Marshall Historical Society
HISTORICAL MARKER AT DICKSVILLE
Newspaper article: no source, no date
MARKER ERECTED NEAR DEANSBORO
State Commemorates Site of Brothertown Indian Camp
Deansboro -- A historical marker was recently erected by the New York State Education Department at Dicksville, about one and one- fourth miles from Deansboro on the Waterville road, in commemoration of the Brothertown Indians who, in 1788, were given a tract of land in this section.
The Indians established a settlement and lived there until 1850, when they were moved to Green Bay, Wis.
The marker has a dark blue background with yellow letters and has the following inscription: "Home of Brothertown Indians 1783-1850 Among Whom Lived 1789-1792 Samson Occum Indian Presbyterian Preacher."
The Indian minister endeavored to interest the Indians in agriculture and to build and maintain homes, and also ministered to their spiritual needs in a schoolhouse that served as a church.
An Indian named Asa Dick built and lived in the farm house now owned and occupied by Sims Wratten and family, the farm being situated near the center of the Brothertown tract.

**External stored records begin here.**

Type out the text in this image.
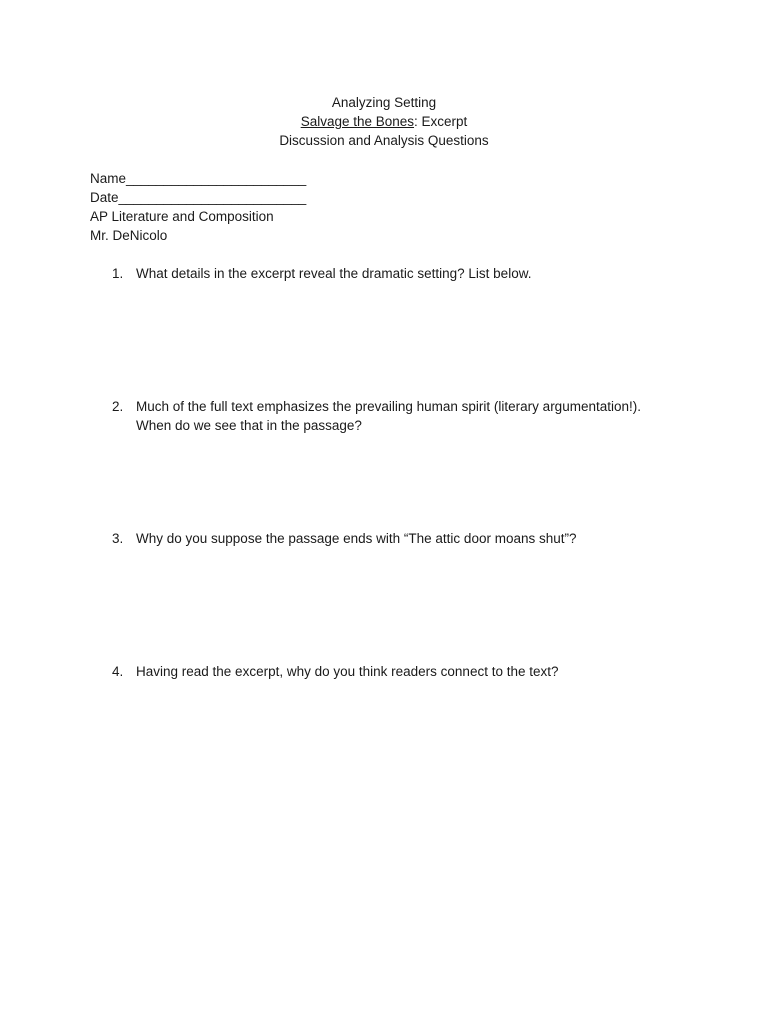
Analyzing Setting
Salvage the Bones: Excerpt
Discussion and Analysis Questions
Name________________________
Date_________________________
AP Literature and Composition
Mr. DeNicolo
1. What details in the excerpt reveal the dramatic setting? List below.
2. Much of the full text emphasizes the prevailing human spirit (literary argumentation!).
When do we see that in the passage?
3. Why do you suppose the passage ends with “The attic door moans shut”?
4. Having read the excerpt, why do you think readers connect to the text?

On this farm is a small Indian cemetery where, under the lilac bushes, are markers showing the place where some of the Brothertown Indians are buried.
Plans are being made for a dedication service to be held in September after school opens, date to be announced later.
[The marker is dated 1932.]
Deansboro -- September 15 at 2 p. m. appropriate exercises will be held for the Brothertown Indian marker recently placed on ground once occupied by the Brothertown Indians in Dixville.
There will be a speaker from Dartmouth College, as Samson Occum, a Brothertown Indian minister, was the first pupil of the Indian school which later became Dartmouth College.
Howard Miller, an authority on local Indian history, will give the history of the Brothertown Indians. There will be singing by the pupils of the Deansboro Graded School. If the weather is pleasant, the exercises will be held at the marker in Dixville; if unpleasant, in the Congregational Church.